Cinq raisons pour lesquelles les soldes suscitent de moins en moins d'intérêt

Si 56% des Français courent encore les soldes, cet événement tend à perdre de l'ampleur. Et la multiplication des promotions tout au long de l'année n'est pas la seule responsable.

Les soldes d'hiver débutent ce mercredi 6 janvier. L'engouement des consommateurs sera-t-il au rendez-vous ? Pas sûr. Les achats en soldes représentent près de 19,5% du chiffre d'affaires de l'habillement selon l'Institut Français de la mode. A peine plus que les autres promotions (18,7%). Il y a plusieurs raisons à cela. Parmi elles, le fait que les consommateurs aient désormais de multiples occasions d'acheter à prix cassé et n'entendent plus se laisser dicter le calendrier de leurs achats.

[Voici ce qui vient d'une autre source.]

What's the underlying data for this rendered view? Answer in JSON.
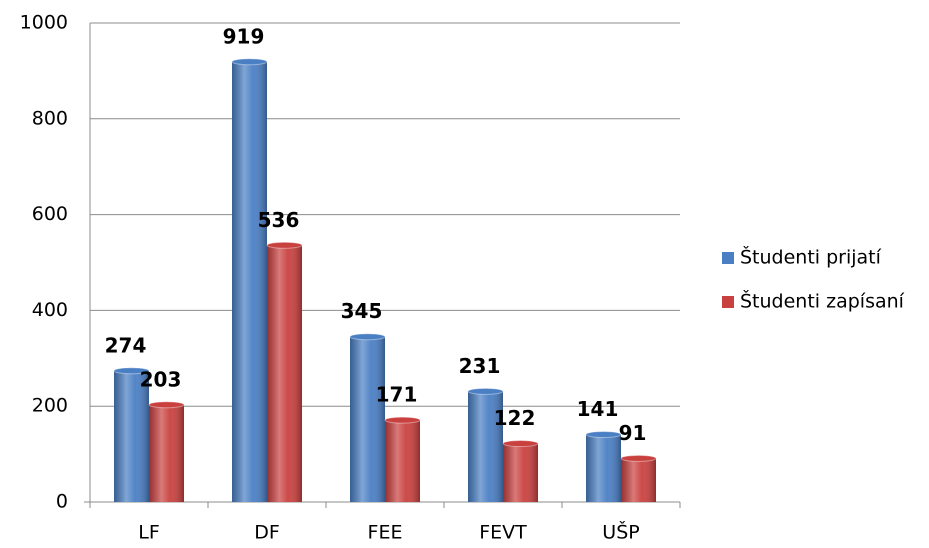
{
  "chart_data": {
    "type": "bar",
    "categories": [
      "LF",
      "DF",
      "FEE",
      "FEVT",
      "UŠP"
    ],
    "series": [
      {
        "name": "Študenti prijatí",
        "color": "#4a7fc4",
        "values": [
          274,
          919,
          345,
          231,
          141
        ]
      },
      {
        "name": "Študenti zapísaní",
        "color": "#c9413f",
        "values": [
          203,
          536,
          171,
          122,
          91
        ]
      }
    ],
    "ylim": [
      0,
      1000
    ],
    "yticks": [
      0,
      200,
      400,
      600,
      800,
      1000
    ],
    "grid": true,
    "legend": "right"
  }
}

1/ La multiplication des promotions toute l'année

Moins 50% sur le troisième article acheté, "Jours en or", ventes flash…Il est aujourd'hui presque impossible d'entrer dans une boutique ou de surfer sur un site marchand sans tomber sur une promotion quelconque. Résultat : les Français ne sont plus que 47% à penser les soldes comme la meilleure stratégie pour faire de bonnes affaires et réaliser des économies, derrière les promotions ponctuelles, prisées par 50% des consommateurs interrogés, selon une étude Yougov. Les commerçants doivent donc afficher des démarques de plus en plus importantes, avec parfois -70% dès le troisième jour de soldes. 46,4 % des Français trouvent que les soldes deviennent intéressants lorsque les prix sont au moins divisés par deux, révèle un sondage du site Brandalley.

2/ Les changements de législation

Les 2 semaines de soldes flottants, instaurés en 2008, ont été supprimées en mai 2015. Les commerçants pouvaient fixer leur date librement. En contrepartie, la durée des soldes fixes avait été réduite à 5 semaines, contre 6 auparavant. Une mesure, qui, loin de relancer les ventes, a rendu le marché illisible. Les soldes flottants ont "semé la pagaille", pour la Fédération nationale de l'habillement. Malgré le retour aux 6 semaines de soldes saisonniers, le mal est fait chez les consommateurs et le gain de ventes lors de la sixième semaine n'a pas réaugmenté.

3/ La tenue du Black Friday

Aux multiples promotions proposées toute l'année viennent s'ajouter des opérations spéciales type Black Friday (renommée par les enseignes participantes en 2015 en raison des attentats), lors desquelles on trouve des articles avec des réductions atteignant -70%. 52% des Français ont acheté à prix réduit lors de l'édition 2015, entre le 23 et 30 novembre, d'après un sondage Toluna, soit un mois et demi avant la date des soldes. Des consommateurs qui, comme lors des soldes, recherchent majoritairement de l'habillement et du high tech. A la longue, ces journées exceptionnelles risquent bien de cannibaliser une partie des ventes. 

4/ La concurrence des enseignes à prix cassé

Avec ses T-shirt à partir de 2,50 euros et ses baskets à partir de 7 euros (collections homme), l'enseigne de prêt-à-porter Primark fait un carton : huit clients sur dix ressortent du magasin avec un achat, soit un taux de transformation record dans la profession de 80%. Le succès est aussi au rendez-vous pour Kiabi, qui a augmenté son chiffre d'affaires de 8,7% en 2014. Les marques haut de gamme ont, elles, à subir la concurrence d'Internet, notamment des sites comme Vide-dressing ou Showroomprive, où l'on trouve des vestes Sonia Rykiel et des jeans Prada à -80%. 43% des Françaises interrogées par Ipsos et Vestiaire Collective disent ainsi acheter régulièrement ou occasionnellement des articles de mode d'occasion.

5/ Le renouvellement accéléré des collections

Elle est bien finie, l'époque où l'on repérait un article de la collection automne-hiver pour se l'offrir durant les soldes de janvier. Aujourd'hui le renouvellement dans le prêt-à-porter est bimensuel, voire hebdomadaire. Idem dans le high-tech où il n'est pas rare de voir un modèle de smartphone céder la place à un nouveau en quelques mois. Cette stratégie vise non seulement à multiplier les occasions d'achat mais aussi à mieux maîtriser les stocks : les enseignes commandent moins de pièces et ajustent leur assortiment au jour le jour en fonction des ventes. Moins de stock, cela signifie moins d'articles à solder en fin de saison. "Le rythme de deux périodes de soldes par an n'est tout simplement plus adapté aux nouvelles conditions du marché", juge Yvon Merlière, alors directeur général du Crédoc, dans une étude en 2011.